L’anello presenta al proprio interno il magic ring: una molla che garantisce flessibilità e facilità di indosso, andando a coprire fino a quattro misure in meno (Es: la misura 26 veste fino alla 23).
Certificato di garanzia
Tutti i gioielli Artlinea sono accompagnati da un Certificato di Garanzia che certifica la tipologia, la provenienza e la qualità dell'oggetto oltre a fornire le specifiche riguardanti i metalli preziosi e le pietre utilizzate.
Dettagli
Pietre
Il nome “Lapislazzuli” deriva dal latino “lapis”, pietra, e “lazulum” blu o celeste, che a sua volta deriva probabilmente dal persiano “lazhuward”, nome con cui i Persiani designavano il giacimento afghano e che è anche all'origine della parola “azzurro”. Il Lapislazzuli è una gemma composta di diverse parti di lasurite, un minerale responsabile del suo colore blu, di calcite, che causa le striature bianche e di pirite che le conferisce le caratteristiche striature dorate. Gli antichi egizi, così come gli antichi romani e greci, attribuivano a questa gemma celeste un'origine divina. Usato per cerimonie religiose e come ornamento personale, il Lapislazzuli è stato indossato anche come talismano, amuleto e come intarsio prezioso sui gioielli.

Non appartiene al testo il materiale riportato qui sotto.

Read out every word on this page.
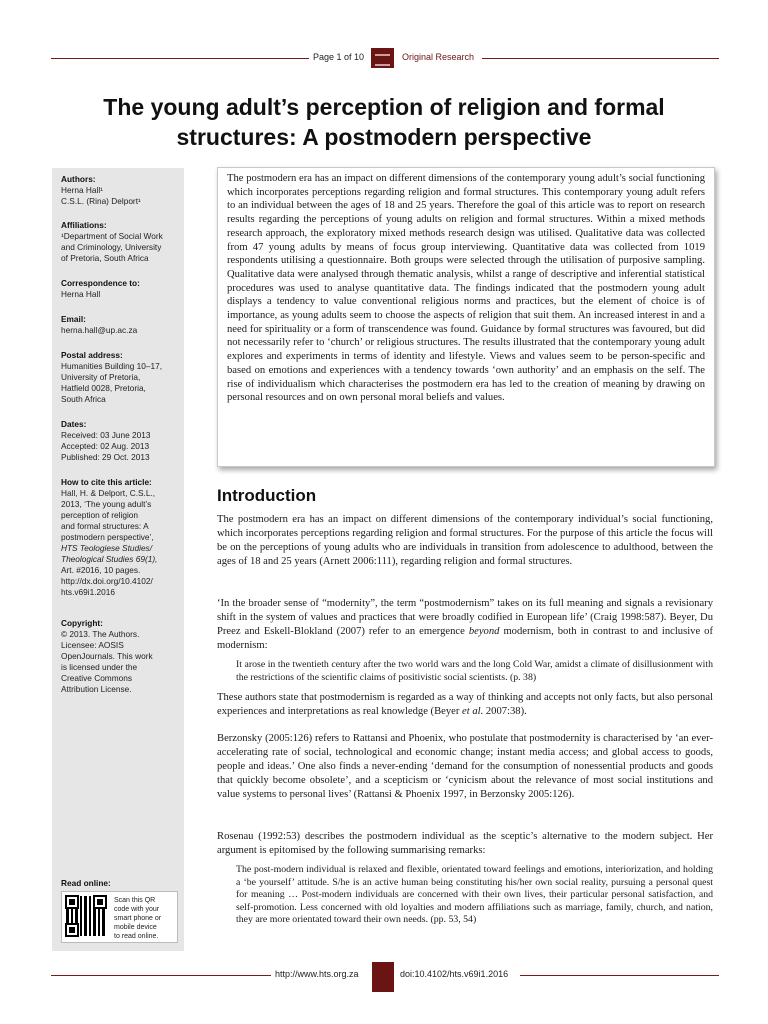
Page 1 of 10	Original Research
The young adult’s perception of religion and formal structures: A postmodern perspective
Authors:
Herna Hall¹
C.S.L. (Rina) Delport¹
Affiliations:
¹Department of Social Work
and Criminology, University
of Pretoria, South Africa
Correspondence to:
Herna Hall
Email:
herna.hall@up.ac.za
Postal address:
Humanities Building 10–17,
University of Pretoria,
Hatfield 0028, Pretoria,
South Africa
Dates:
Received: 03 June 2013
Accepted: 02 Aug. 2013
Published: 29 Oct. 2013
How to cite this article:
Hall, H. & Delport, C.S.L.,
2013, ‘The young adult’s
perception of religion
and formal structures: A
postmodern perspective’,
HTS Teologiese Studies/
Theological Studies 69(1),
Art. #2016, 10 pages.
http://dx.doi.org/10.4102/
hts.v69i1.2016
Copyright:
© 2013. The Authors.
Licensee: AOSIS
OpenJournals. This work
is licensed under the
Creative Commons
Attribution License.
Read online:
Scan this QR
code with your
smart phone or
mobile device
to read online.

The postmodern era has an impact on different dimensions of the contemporary young adult’s social functioning which incorporates perceptions regarding religion and formal structures. This contemporary young adult refers to an individual between the ages of 18 and 25 years. Therefore the goal of this article was to report on research results regarding the perceptions of young adults on religion and formal structures. Within a mixed methods research approach, the exploratory mixed methods research design was utilised. Qualitative data was collected from 47 young adults by means of focus group interviewing. Quantitative data was collected from 1019 respondents utilising a questionnaire. Both groups were selected through the utilisation of purposive sampling. Qualitative data were analysed through thematic analysis, whilst a range of descriptive and inferential statistical procedures was used to analyse quantitative data. The findings indicated that the postmodern young adult displays a tendency to value conventional religious norms and practices, but the element of choice is of importance, as young adults seem to choose the aspects of religion that suit them. An increased interest in and a need for spirituality or a form of transcendence was found. Guidance by formal structures was favoured, but did not necessarily refer to ‘church’ or religious structures. The results illustrated that the contemporary young adult explores and experiments in terms of identity and lifestyle. Views and values seem to be person-specific and based on emotions and experiences with a tendency towards ‘own authority’ and an emphasis on the self. The rise of individualism which characterises the postmodern era has led to the creation of meaning by drawing on personal resources and on own personal moral beliefs and values.

Introduction

The postmodern era has an impact on different dimensions of the contemporary individual’s social functioning, which incorporates perceptions regarding religion and formal structures. For the purpose of this article the focus will be on the perceptions of young adults who are individuals in transition from adolescence to adulthood, between the ages of 18 and 25 years (Arnett 2006:111), regarding religion and formal structures.

‘In the broader sense of “modernity”, the term “postmodernism” takes on its full meaning and signals a revisionary shift in the system of values and practices that were broadly codified in European life’ (Craig 1998:587). Beyer, Du Preez and Eskell-Blokland (2007) refer to an emergence beyond modernism, both in contrast to and inclusive of modernism:

It arose in the twentieth century after the two world wars and the long Cold War, amidst a climate of disillusionment with the restrictions of the scientific claims of positivistic social scientists. (p. 38)

These authors state that postmodernism is regarded as a way of thinking and accepts not only facts, but also personal experiences and interpretations as real knowledge (Beyer et al. 2007:38).

Berzonsky (2005:126) refers to Rattansi and Phoenix, who postulate that postmodernity is characterised by ‘an ever-accelerating rate of social, technological and economic change; instant media access; and global access to goods, people and ideas.’ One also finds a never-ending ‘demand for the consumption of nonessential products and goods that quickly become obsolete’, and a scepticism or ‘cynicism about the relevance of most social institutions and value systems to personal lives’ (Rattansi & Phoenix 1997, in Berzonsky 2005:126).

Rosenau (1992:53) describes the postmodern individual as the sceptic’s alternative to the modern subject. Her argument is epitomised by the following summarising remarks:

The post-modern individual is relaxed and flexible, orientated toward feelings and emotions, interiorization, and holding a ‘be yourself’ attitude. S/he is an active human being constituting his/her own social reality, pursuing a personal quest for meaning … Post-modern individuals are concerned with their own lives, their particular personal satisfaction, and self-promotion. Less concerned with old loyalties and modern affiliations such as marriage, family, church, and nation, they are more orientated toward their own needs. (pp. 53, 54)

http://www.hts.org.za	doi:10.4102/hts.v69i1.2016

L'Occhio di Tigre è una varietà di quarzo contenente inclusioni di crocidolite. La presenza di queste fibre isoorientate, di colore giallo tendente all'oro, crea un effetto particolare detto gatteggiamento. Viene utilizzato principalmente come pietra per la creazione di gioielli solitamente con taglio a cabochon. Questa gemma appartiene alla famiglia dei quarzi ed ha una durezza di 7 sulla scala di Mohs. Si forma nelle rocce ignee, metamorfiche e sedimentarie. Conosciuto fin dall'antichità ed utilizzato per la creazione di oggetti ornamentali e gioielli, l'Occhio di Tigre è arrivato fino a noi. Durante l'Impero Romano, questa gemma veniva utilizzata dai guerrieri come talismano per proteggerli durante le battaglie e per infondere loro coraggio. Nel Medioevo veniva indossata come ciondolo perché si pensava che allontanasse gli incantesimi ed il malocchio.

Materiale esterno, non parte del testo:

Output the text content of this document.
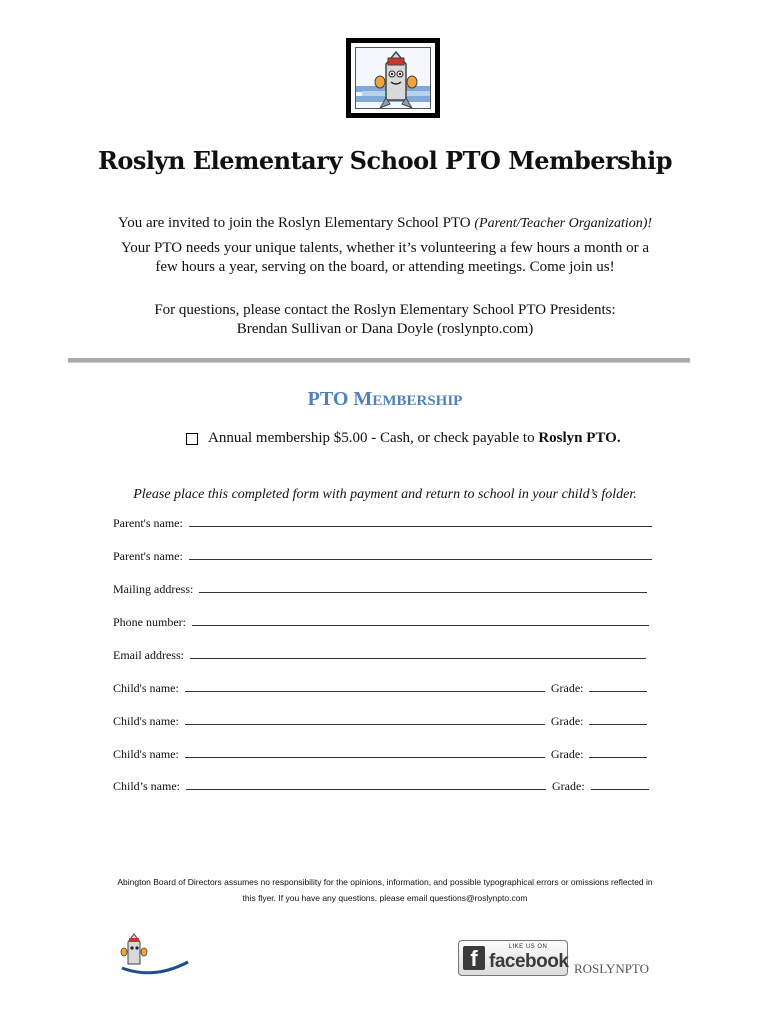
Roslyn Elementary School PTO Membership
You are invited to join the Roslyn Elementary School PTO (Parent/Teacher Organization)!
Your PTO needs your unique talents, whether it’s volunteering a few hours a month or a
few hours a year, serving on the board, or attending meetings. Come join us!
For questions, please contact the Roslyn Elementary School PTO Presidents:
Brendan Sullivan or Dana Doyle (roslynpto.com)
PTO MEMBERSHIP
Annual membership $5.00 - Cash, or check payable to
Roslyn PTO.
Please place this completed form with payment and return to school in your child’s folder.
Parent's name:
Parent's name:
Mailing address:
Phone number:
Email address:
Child's name:	Grade:
Child's name:	Grade:
Child's name:	Grade:
Child’s name:	Grade:
Abington Board of Directors assumes no responsibility for the opinions, information, and possible typographical errors or omissions reflected in
this flyer. If you have any questions, please email questions@roslynpto.com
f	LIKE US ON
facebook ROSLYNPTO
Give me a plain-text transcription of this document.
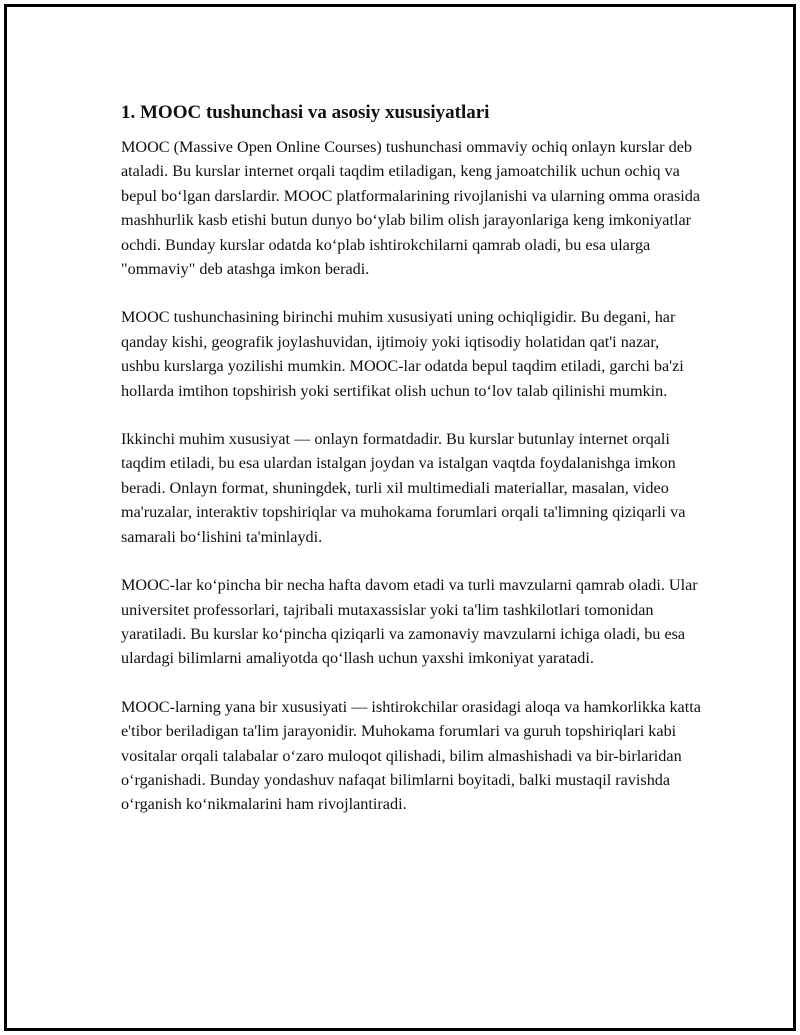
1. MOOC tushunchasi va asosiy xususiyatlari

MOOC (Massive Open Online Courses) tushunchasi ommaviy ochiq onlayn kurslar deb ataladi. Bu kurslar internet orqali taqdim etiladigan, keng jamoatchilik uchun ochiq va bepul bo‘lgan darslardir. MOOC platformalarining rivojlanishi va ularning omma orasida mashhurlik kasb etishi butun dunyo bo‘ylab bilim olish jarayonlariga keng imkoniyatlar ochdi. Bunday kurslar odatda ko‘plab ishtirokchilarni qamrab oladi, bu esa ularga "ommaviy" deb atashga imkon beradi.

MOOC tushunchasining birinchi muhim xususiyati uning ochiqligidir. Bu degani, har qanday kishi, geografik joylashuvidan, ijtimoiy yoki iqtisodiy holatidan qat'i nazar, ushbu kurslarga yozilishi mumkin. MOOC-lar odatda bepul taqdim etiladi, garchi ba'zi hollarda imtihon topshirish yoki sertifikat olish uchun to‘lov talab qilinishi mumkin.

Ikkinchi muhim xususiyat — onlayn formatdadir. Bu kurslar butunlay internet orqali taqdim etiladi, bu esa ulardan istalgan joydan va istalgan vaqtda foydalanishga imkon beradi. Onlayn format, shuningdek, turli xil multimediali materiallar, masalan, video ma'ruzalar, interaktiv topshiriqlar va muhokama forumlari orqali ta'limning qiziqarli va samarali bo‘lishini ta'minlaydi.

MOOC-lar ko‘pincha bir necha hafta davom etadi va turli mavzularni qamrab oladi. Ular universitet professorlari, tajribali mutaxassislar yoki ta'lim tashkilotlari tomonidan yaratiladi. Bu kurslar ko‘pincha qiziqarli va zamonaviy mavzularni ichiga oladi, bu esa ulardagi bilimlarni amaliyotda qo‘llash uchun yaxshi imkoniyat yaratadi.

MOOC-larning yana bir xususiyati — ishtirokchilar orasidagi aloqa va hamkorlikka katta e'tibor beriladigan ta'lim jarayonidir. Muhokama forumlari va guruh topshiriqlari kabi vositalar orqali talabalar o‘zaro muloqot qilishadi, bilim almashishadi va bir-birlaridan o‘rganishadi. Bunday yondashuv nafaqat bilimlarni boyitadi, balki mustaqil ravishda o‘rganish ko‘nikmalarini ham rivojlantiradi.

L'Onice nera mineralogicamente è una varietà di calcedonio, ossia quarzo in masse compatte microcristalline, di colore opaco o semi-opaco, uniforme, il cui colore comprende una vasta gamma di sfumature, dalle tonalità rosso-bruno, passando per i grigi fino al nero. Come tutte le varietà di quarzo è un minerale molto duro impiegato nella creazione di gioielli e tagliato principalmente a cabochon. Le origini dell'Onice nera sono intrecciate con la storia umana fin dall'antichità. I Romani, ad esempio, consideravano l'Onice una pietra di protezione e fortuna: la credevano capace di allontanare le energie negative e portare stabilità nella vita di chi la indossava. Spesso veniva utilizzata per creare amuleti, anelli e talismani.